Apply the manifest file
The next step performs the kubectl apply command to deploy the vLLM configuration defined in the YAML file onto the Kubernetes cluster. This command triggers Kubernetes to interpret the YAML specifications and initiate the creation of the Inference Service, named llama-3-70b. This process ensures that the vLLM model container is set up with the designated resources and environment configurations.
The initial READY status will be either unknown or null. After the model is ready, it changes to True. For an instant overview of Inference Services across all namespaces, check the kubectl get isvc -A command. It provides essential details like readiness status, URLs, and revision information, enabling quick insights into deployment status and history.
For each deployed inference service, one pod gets created.
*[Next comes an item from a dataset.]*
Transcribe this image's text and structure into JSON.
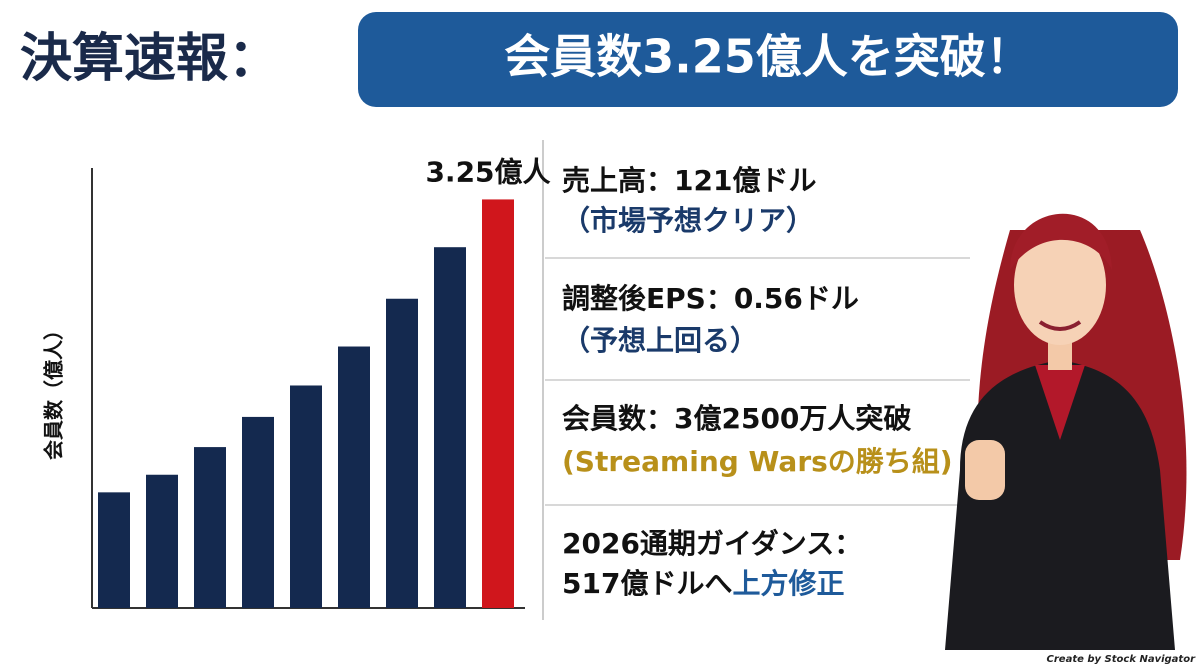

Here we can see that two pods are running; each hosting a distinct Llama-3 model (8b and 70b) on two different GPUs on an XE9680 server.
To get the detailed information about the specified pod's configuration, status, and events use the kubectl describe pod command, which aids in troubleshooting and monitoring within Kubernetes.
After the pod is up and running, users can perform inference through the designated endpoints. Perform the curl request to verify whether the model is successfully served at the specific local host.
Users can also follow the ingress IP and ports method for inferencing.
Conclusion
Integrating Llama 3 with the Dell PowerEdge XE9680 and leveraging the powerful AMD MI300X highlights the adaptability and efficiency of Kubernetes infrastructure. vLLM enhances both deployment speed and prediction accuracy, demonstrating KServe's advanced AI technology and expertise in optimizing Kubernetes for AI workloads.